Understanding the Problem

Given a number a as a parameter, each digit should be squared then sum every squared digits. Check if the sum of the squared digits is 1. If it has a value of 1, return True, if it loops infinitely, return False.

Approach

First I divided the digits into a list then squared each digit. I needed to check if this process is looping infinitely with a temporary memory as a list.

Solution

class Solution:
    def isHappy(self, n: int) -> bool:
        num = n

        dup_list = []
        while True:
            calc_num = sum([int(i)**2 for i in str(num)])
            if calc_num == 1:
                return True
            elif calc_num != 1 and calc_num not in dup_list:
                dup_list.append(calc_num)
                num = calc_num
            else:
                return False

It was very simple and the instruction was clear.

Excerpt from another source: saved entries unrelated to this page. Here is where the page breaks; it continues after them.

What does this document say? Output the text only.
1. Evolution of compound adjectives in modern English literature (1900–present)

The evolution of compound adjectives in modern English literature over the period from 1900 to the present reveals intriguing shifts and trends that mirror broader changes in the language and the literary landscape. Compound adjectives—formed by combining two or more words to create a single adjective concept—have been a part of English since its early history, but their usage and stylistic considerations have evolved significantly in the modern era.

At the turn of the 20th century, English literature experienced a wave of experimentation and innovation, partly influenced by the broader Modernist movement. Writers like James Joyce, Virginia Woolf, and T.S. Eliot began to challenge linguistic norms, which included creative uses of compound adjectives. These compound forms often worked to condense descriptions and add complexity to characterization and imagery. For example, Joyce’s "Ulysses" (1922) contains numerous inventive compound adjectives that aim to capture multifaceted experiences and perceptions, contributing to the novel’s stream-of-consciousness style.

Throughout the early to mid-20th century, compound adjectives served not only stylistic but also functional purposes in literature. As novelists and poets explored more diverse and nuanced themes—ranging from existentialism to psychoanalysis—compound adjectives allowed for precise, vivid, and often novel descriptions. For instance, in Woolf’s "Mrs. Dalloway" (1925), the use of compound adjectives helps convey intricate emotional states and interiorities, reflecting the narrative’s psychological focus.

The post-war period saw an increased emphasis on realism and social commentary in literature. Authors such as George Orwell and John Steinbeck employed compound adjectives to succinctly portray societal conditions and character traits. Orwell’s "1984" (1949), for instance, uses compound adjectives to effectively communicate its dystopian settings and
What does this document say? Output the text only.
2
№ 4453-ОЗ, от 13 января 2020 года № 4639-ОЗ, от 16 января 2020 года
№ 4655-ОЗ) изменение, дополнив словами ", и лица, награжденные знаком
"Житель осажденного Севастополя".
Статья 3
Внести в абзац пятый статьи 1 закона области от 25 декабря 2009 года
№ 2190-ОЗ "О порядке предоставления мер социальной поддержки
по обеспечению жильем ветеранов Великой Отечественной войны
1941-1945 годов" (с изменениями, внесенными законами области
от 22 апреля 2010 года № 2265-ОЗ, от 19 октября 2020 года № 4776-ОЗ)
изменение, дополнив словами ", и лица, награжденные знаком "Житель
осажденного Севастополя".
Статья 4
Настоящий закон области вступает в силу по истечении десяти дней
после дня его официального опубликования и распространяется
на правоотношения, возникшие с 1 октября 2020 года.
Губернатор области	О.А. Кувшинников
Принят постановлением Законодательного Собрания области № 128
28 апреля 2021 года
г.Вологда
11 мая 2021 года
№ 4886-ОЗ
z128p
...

I calculated the summed number then put the value into calc_num. if the calc_num is a value of 1, I return True. If calc_num is not equal to 1 and it has not been shown yet during the loop, I keep this number in dup_list to check if this number appears again. If it appears again, I return False.

Reflection

Easy peasy(?) or pissie or whatever. At this point I feel like I have come a little bit further with my coding skills and this kind of a problem looks easier than before, like before I began this blog. I was thinking about breaking the loop first to be safe but since it returns True and False anyways, I decided not to.